I spent this afternoon out on a lazy ramble on my bike, enjoying the scent of summersweet in the air (honestly, it smelled like a lady with honeysuckle perfume was riding in front of me, the summersweet was so strong), when I got lost looking for my next turn onto Winter Street. And then I started to wonder.
Our Olde New Englande street names are ridiculously utilitarian: East, West, North, South, Main, Church, School, Market, Boston Post Road, the Lynnway, Winter, Spring, Summer... eh? what's missing?

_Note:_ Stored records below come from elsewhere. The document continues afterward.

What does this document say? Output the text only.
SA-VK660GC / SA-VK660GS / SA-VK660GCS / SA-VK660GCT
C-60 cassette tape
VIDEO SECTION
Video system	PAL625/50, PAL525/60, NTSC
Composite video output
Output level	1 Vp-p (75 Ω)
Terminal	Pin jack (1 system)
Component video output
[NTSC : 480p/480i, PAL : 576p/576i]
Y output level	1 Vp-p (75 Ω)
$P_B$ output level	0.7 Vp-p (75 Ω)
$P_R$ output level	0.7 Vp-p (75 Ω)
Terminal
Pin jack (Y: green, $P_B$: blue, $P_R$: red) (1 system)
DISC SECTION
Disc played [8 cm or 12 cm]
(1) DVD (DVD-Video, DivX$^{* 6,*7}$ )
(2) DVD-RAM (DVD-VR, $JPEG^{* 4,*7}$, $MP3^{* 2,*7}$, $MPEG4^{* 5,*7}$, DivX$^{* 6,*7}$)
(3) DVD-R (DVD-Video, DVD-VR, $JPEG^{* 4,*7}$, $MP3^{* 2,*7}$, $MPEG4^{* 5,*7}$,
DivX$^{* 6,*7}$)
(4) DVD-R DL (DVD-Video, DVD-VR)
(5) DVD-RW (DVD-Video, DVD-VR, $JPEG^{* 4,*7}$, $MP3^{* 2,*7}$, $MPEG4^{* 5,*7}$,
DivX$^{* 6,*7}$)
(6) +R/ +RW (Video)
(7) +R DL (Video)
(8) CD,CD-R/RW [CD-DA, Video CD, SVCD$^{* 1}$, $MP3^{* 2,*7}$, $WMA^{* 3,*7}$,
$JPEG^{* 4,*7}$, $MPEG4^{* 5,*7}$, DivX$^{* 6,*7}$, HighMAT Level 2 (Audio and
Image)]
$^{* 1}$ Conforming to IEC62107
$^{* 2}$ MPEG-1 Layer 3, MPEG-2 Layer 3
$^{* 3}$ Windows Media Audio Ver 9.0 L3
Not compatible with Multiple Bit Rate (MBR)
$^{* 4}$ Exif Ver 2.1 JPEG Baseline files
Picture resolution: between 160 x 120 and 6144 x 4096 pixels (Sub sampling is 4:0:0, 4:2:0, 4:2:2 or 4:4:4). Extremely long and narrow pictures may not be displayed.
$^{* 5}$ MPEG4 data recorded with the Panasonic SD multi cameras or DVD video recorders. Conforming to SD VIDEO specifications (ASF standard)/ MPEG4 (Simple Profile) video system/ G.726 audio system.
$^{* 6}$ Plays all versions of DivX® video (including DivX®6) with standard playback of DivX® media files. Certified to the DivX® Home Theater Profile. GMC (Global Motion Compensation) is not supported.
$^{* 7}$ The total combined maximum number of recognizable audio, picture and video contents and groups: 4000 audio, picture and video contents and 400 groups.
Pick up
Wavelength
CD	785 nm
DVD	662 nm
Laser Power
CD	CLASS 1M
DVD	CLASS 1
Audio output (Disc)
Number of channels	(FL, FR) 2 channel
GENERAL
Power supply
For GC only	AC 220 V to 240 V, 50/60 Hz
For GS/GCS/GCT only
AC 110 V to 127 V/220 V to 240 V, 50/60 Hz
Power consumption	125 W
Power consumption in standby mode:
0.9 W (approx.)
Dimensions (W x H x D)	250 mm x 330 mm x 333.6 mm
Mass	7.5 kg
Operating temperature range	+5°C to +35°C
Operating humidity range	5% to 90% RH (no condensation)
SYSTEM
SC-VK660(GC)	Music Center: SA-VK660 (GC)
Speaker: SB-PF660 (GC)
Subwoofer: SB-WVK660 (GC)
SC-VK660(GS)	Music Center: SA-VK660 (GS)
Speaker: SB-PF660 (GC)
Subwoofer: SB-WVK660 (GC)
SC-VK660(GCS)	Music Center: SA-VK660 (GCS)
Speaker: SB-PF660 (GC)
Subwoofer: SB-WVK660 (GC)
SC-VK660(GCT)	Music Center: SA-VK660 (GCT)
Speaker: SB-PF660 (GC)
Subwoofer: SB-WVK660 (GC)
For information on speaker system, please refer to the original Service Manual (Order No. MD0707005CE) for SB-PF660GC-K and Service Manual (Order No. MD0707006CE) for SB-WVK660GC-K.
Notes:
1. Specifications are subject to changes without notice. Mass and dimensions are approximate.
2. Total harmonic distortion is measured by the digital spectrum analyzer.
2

Fall. There is never a Fall Street. Pretty much every town has a Winter, Spring and Summer, but in all my days I have not come across a Fall Street, and, I mean, I read maps for fun. I know pretty much every single street in my tiny little podunk town (I was a realtor for years; you learn your streets quickly).
So why no Fall Street? The only reason I can think of is that it sounds too dangerous, like "Precipice Avenue" (there's a street you want to drive your horse and buggy down). Like people would read it as a warning, rather than a way. They were a pretty superstitious bunch--too unlucky?
Have any of you seen a Fall Street? Or do you have any ideas why every town doesn't have one? Just curious. Maybe out there in the blogosphere someone knows the answer to this riddle!
Later note: the fiance just pointed out that some towns have an Autumn. Although it is not as common (by far) a street name as the other three seasons (at least according to my random, statistically-insignificant survey of the Arrow Street Atlas for Metro Boston and Eastern Massachusetts).